Dole Proposes School-Choice Scholarship Program For K-12 Clinton Criticized For Opposition To Similar Education Proposals

Sandra Sobieraj Associated Press

In the latest election-year bidding on education, Bob Dole offered schoolchildren a “GI Bill” of their own Thursday $2.5 billion in federal scholarships to their choice of public, private and religious schools.

The Republican presidential candidate cast President Clinton as a coddler of the rich for his opposition to similar school-choice initiatives.

“The federal government should be giving fewer orders and offering more options,” Dole said in announcing his “opportunity scholarships” for some 4 million elementary and high school students.

He likened the scholarships to the military’s GI Bill, a program whose grants for education Dole took advantage of after World War II. “I want all of our children to have the same opportunities,” he said.

Speaking to an approving audience of students and parents in Milwaukee, where a similar state school-choice program is already in place, Dole blamed Clinton for last year’s failure of a plan to give District of Columbia students taxpayer help with private school tuitions.
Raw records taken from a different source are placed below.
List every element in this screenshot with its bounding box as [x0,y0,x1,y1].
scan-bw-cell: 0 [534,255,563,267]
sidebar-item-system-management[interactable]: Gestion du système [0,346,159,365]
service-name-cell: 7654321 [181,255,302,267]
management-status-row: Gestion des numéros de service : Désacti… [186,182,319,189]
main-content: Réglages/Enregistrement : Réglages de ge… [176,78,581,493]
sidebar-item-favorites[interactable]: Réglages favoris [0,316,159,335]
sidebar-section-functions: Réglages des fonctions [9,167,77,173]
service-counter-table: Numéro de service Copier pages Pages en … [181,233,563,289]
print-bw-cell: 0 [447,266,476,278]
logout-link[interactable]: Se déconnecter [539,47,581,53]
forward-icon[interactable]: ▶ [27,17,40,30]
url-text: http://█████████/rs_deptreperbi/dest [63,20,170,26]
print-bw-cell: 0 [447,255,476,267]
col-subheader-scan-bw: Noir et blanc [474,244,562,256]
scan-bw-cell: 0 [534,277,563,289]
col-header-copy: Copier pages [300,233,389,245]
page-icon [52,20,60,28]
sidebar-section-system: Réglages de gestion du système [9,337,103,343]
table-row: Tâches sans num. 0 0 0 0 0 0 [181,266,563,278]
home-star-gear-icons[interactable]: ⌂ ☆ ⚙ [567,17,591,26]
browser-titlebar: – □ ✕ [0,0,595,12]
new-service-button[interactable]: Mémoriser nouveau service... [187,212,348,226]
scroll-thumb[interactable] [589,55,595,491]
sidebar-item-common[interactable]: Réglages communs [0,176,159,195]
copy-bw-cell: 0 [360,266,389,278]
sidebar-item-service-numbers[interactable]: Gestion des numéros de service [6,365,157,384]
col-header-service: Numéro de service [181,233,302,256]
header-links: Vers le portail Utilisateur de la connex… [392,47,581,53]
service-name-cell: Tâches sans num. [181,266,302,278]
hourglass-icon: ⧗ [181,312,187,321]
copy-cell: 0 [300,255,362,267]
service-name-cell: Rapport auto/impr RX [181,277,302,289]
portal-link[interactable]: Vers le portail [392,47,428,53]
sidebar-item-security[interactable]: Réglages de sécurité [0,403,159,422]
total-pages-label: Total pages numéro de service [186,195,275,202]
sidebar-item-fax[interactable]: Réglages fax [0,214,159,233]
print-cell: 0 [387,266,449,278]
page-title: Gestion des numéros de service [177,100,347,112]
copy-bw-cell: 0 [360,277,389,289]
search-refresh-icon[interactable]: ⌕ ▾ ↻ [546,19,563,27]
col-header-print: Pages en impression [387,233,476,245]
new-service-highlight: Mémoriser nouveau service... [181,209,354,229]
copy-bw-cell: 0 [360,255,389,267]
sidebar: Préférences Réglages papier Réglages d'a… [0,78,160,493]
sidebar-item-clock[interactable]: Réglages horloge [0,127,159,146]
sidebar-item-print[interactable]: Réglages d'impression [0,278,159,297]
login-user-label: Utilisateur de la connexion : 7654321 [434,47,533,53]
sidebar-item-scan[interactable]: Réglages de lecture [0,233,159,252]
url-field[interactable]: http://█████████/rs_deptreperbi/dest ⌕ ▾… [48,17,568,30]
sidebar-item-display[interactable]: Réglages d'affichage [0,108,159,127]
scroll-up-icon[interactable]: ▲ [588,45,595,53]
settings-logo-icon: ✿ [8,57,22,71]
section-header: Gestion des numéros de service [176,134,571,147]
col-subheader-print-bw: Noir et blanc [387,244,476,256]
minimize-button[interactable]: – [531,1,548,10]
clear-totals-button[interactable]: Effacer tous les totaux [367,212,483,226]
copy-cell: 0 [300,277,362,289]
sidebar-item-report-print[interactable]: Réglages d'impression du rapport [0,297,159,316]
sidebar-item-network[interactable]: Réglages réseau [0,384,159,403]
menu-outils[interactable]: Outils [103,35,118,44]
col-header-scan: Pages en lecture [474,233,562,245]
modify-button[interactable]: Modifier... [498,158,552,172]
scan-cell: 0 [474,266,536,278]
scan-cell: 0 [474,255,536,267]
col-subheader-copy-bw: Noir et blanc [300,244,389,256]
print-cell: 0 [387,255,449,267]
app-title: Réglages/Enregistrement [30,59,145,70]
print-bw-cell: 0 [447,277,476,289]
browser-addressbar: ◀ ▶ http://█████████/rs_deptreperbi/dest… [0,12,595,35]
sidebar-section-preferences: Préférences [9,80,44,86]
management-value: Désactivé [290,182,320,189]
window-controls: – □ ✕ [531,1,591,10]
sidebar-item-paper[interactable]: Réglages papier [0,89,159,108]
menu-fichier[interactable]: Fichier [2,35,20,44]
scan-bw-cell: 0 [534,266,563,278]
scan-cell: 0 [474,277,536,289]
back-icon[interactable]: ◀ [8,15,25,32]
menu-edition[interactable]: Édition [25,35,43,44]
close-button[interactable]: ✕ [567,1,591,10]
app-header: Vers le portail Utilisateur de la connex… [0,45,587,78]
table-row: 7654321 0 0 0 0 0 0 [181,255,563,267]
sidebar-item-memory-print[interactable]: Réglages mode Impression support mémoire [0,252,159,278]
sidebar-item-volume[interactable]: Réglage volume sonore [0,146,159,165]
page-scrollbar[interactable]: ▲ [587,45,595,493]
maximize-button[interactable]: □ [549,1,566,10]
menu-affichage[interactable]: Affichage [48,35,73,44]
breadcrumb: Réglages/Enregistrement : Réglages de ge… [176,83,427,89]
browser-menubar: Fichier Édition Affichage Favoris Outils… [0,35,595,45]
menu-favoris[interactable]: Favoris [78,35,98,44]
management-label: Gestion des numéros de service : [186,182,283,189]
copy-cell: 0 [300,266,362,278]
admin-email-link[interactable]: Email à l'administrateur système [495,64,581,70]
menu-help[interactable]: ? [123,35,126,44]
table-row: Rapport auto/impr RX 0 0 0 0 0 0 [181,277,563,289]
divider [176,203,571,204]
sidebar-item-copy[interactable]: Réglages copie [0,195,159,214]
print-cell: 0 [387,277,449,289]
“The president has said, in effect, ‘If you’re poor, stay in your place…you should have a choice if you have the money or if you have the power or the position or the prestige,” Dole said. “That’s not the way it ought to work in America and that’s why I’m on your side in this issue.”

He cast his scholarships as a matter of fairness, putting poor students on equal footing with those who can already afford private schools.

“This is something we can do right now to make the American dream a reality for everyone,” Dole said.

While the program is designed to cover expenses for schools with nominal tuition it wouldn’t begin to cover an expensive private school education.

Later Thursday, at an outdoor forum in Detroit, where Dole was also attending a fund-raising dinner, Dole said home-schooled students would also be eligible for scholarships. “We’re not downgrading public schools, but we are suggesting we need competition,” he told a crowd of about 400 on the lawn of Henry Ford’s Greenfield Village complex.

Dole’s proposal would give low- and middle-income students cash scholarships of at least $1,000 for elementary school, and $1,500 for high school. Last month, Clinton made students an offer of his own: a $1,500 tax credit for the first two years of college.